Le contrat de mariage
... en faveur duquel mariage s’est establi ledit mathieu pra et de son authorité laditte Maignard, sa femme, lesquels de gré ont donné comme ils donnent par donnation pure et simple et irrévocable faite entre vifs à cause de noces, dès à présent et toujours valable, audit futur époux leur fils acceptant et humblement remerciant ses deux père et mère, scavoir ledit pra :
la moitié de tous chaque un de ses biens, tant meubles qu’immeubles, droits, noms, raisons et actions présent et à venir, chargés de la moitié de ses dettes et légats ( = dons, legs) pour en disposer à sa dernière volonté ; et au cas où il n’en disposerait, il en fait pareille donnation audit futur époux, son fils, lequel ce acceptant sera tenu au dit cas de payer l’autre moitié de ses dettes et légats ; et laditte Maignard, tous les biens qu’elle peut avoir dans les acquisitions que elle et ledit pra, son mary, ont fait pendant leur mariage, se réservant laditte maignard ses autres biens pour en disposer à sa dernière vollonté.

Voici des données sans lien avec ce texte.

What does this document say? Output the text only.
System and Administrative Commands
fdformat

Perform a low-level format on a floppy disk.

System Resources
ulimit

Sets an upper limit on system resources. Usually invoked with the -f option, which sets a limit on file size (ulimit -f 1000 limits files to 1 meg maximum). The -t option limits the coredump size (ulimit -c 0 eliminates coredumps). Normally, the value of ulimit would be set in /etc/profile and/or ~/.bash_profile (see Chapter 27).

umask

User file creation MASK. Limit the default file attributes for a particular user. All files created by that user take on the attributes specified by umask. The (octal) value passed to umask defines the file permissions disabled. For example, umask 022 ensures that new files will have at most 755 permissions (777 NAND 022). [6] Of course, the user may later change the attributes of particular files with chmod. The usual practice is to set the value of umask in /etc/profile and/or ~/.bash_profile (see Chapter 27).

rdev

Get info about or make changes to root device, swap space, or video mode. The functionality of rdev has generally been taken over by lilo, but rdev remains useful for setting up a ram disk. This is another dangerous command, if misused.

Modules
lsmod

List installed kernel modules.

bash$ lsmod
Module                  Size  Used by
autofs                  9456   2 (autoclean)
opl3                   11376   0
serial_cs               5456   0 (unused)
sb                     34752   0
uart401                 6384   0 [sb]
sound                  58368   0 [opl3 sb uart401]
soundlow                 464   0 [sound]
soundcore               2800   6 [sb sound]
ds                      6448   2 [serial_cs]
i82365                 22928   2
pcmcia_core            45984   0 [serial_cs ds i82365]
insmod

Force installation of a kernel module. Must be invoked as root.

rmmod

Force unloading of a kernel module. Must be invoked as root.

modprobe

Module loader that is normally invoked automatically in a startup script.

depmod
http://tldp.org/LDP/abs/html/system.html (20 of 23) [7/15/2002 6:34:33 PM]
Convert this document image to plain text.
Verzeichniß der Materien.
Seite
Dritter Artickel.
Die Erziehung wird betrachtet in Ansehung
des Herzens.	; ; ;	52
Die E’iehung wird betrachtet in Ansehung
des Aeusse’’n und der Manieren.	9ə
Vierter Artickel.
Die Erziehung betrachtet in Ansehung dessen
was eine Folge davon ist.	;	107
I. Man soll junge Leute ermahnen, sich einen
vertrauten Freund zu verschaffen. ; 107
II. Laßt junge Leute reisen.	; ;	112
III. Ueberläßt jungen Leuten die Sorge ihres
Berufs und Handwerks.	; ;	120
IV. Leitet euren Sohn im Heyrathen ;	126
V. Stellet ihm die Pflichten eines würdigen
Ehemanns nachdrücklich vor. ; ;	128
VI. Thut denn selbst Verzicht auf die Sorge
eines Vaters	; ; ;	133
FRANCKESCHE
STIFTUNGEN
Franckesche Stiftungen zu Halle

item donne et lègue ledit pra donateur, tant sur ses biens donnés que réservés et par droit d’institution d’héritier particulier, délaigue à Claude pra le jeune son fils la somme de cent livres et à marie et claudine pra ses deux filles, à chacune d’elle, la somme de quatre cent livres, un lit garny de couetre et duvet de plume, une couverture laine et filet, quatre draps, six serviettes, une nape de neuf pieds, un habit nuptial suivant leur condition, un coffre sapin, trousseau et menu linge, avec leurs autres habits à leur usage,
payable lesdits legs de cent livres à son dit fils et de quatre cents livres et susdits lit et meubles à chacune de ses filles à leur majorité ou à leur mariage et sans intérest jusques alors et fait pour tout ce que le futur enfant suivant espéré et prétendre sur lesdits biens dudit pra leur père qui les institue auxdits legs chaqu’un ses héritiers particuliers
veut ledit pra donnateur que au cas qu’il décède avant laditte maignard, sa femme, qu’elle jouisse de l’usufruit pendant sa vie de la moitié des biens par luy cy-dessus réservé, en payant par elle les charges annuelles et courantes.
D’autre part et par même faveur, il est estably ledit jean treille et de son autorité laditte claudine epinat, sa femme, lesquels de leur gré ont donné et constitué par moitié et égale portion en dot de mariage à laditte futture épouse, leur fille, la somme de six cents livres, un lit garny de couetre et duvet de plumes, une couverture de laine et quatre draps, six serviettes, une nape de neuf pieds, le tout toille de ménage, un habit nuptial suivant sa condition, un coffre de sapin, un trousseau et menu linge, une autre nape de six pieds, six et huit robes de différentes étoffes de couleur, un tour de lit, toille de ménage et deux chemisettes laine et pair (?)
laquelle somme de six cents livres et susdit lit et meubles, lesdits mariés treille et epinat, tous deux ensemble et solidairement promettent et s’obligent à payer audit futur époux et épouse et auxdits mariés pra et maignard, scavoir lesdits meubles à la célébration du présent mariage ; de ce jour en quatre ans, la somme de cinquante livres et ainsy continuer pareil payement de laditte somme de six cent livres et sans intérest, jusques à échéance de chaque terme, moyennant quoy laditte future épouse... pour suffisamment légitimé et ses droits de père et mère en principal et intérest, auxquels de l’authorité dudit futur époux elle a renoncé et renonce en faveur de ses père et mère, convenu entre les parties que tous acquis et conquest qui se feront pendant et ... le présent mariage seront à moitié entre les futurs époux et épouse, le propre d’un chaque un .... déclarant que l’usufruit légué à laditte maignard et en valeur annuelle de quatre livres dix sols ; le tout par obligation de biens et clauses nécessaires.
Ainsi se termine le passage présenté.